What we don't remember quite as well is that the Padres actually didn't do so badly on the deal. Templeton, Lezcano and DeLeon helped San Diego improve from a 41-69 record and last place in the National League West in 1981 to an even 81-81 record and fourth place in '82. Two years later, the Padres were in the World Series for the first time since becoming a team in 1969.
"We were going to finish last with Ozzie or without Ozzie," McKeon said. "It was a situation where I could get three players, and we were in the World Series a couple years later. I needed the pieces. I didn't have the pieces.

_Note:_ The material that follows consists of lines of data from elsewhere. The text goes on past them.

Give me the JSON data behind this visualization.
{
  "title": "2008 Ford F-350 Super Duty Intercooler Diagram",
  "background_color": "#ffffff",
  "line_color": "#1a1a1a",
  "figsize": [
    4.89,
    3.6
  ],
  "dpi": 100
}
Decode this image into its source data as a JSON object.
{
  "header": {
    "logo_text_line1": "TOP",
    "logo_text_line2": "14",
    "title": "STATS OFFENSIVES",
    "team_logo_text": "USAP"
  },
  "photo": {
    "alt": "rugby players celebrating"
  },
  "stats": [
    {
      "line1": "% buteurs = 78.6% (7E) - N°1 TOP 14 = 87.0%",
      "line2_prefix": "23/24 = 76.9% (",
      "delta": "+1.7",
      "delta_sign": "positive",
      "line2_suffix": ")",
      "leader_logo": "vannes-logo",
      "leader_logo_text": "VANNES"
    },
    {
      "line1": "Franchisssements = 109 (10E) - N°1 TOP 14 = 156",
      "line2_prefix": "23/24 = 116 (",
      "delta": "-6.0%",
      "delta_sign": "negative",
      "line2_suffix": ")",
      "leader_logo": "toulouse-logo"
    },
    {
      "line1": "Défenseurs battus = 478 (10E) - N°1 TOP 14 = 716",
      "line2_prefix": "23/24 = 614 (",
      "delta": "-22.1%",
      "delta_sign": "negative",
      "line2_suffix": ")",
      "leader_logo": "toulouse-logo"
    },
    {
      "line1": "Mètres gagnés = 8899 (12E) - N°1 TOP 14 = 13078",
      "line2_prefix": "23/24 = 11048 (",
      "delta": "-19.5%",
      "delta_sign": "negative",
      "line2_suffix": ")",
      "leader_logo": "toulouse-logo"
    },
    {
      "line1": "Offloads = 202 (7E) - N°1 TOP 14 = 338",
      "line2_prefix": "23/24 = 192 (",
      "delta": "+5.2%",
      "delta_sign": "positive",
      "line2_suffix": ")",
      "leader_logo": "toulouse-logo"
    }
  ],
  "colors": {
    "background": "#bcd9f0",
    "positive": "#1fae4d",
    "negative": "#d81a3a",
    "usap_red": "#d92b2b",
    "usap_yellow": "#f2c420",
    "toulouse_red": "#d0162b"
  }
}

And guys like Ozzie can bring you young talent.
"In the meantime, I had drafted Tony Gwynn and Kevin McReynolds [in 1981]. Tony turned out to not be too bad for a third-round pick."
McKeon is now 85 years old, so he's been hearing about this trade a few times a week, at least, since he was 51. It didn't bother him then, and it doesn't bother him now.
"It's part of the job," McKeon said. "You have to make trades. You have to be aggressive sometimes, you have to be confident, and you roll with the punches. People ask me, 'What's the best trade you made?' and I can't really pinpoint it. 'Which are the bad ones you made?' Well, I traded Kevin Mitchell to the Giants and he became the MVP, but I got Mark Davis back, who was the Cy Young [two years later].
"It's hard to tell. And it was hard to tell with Ozzie. That was the case where Mrs. Kroc said, 'Get rid of him, we can't pay him,' and we were fortunate to get what we got back."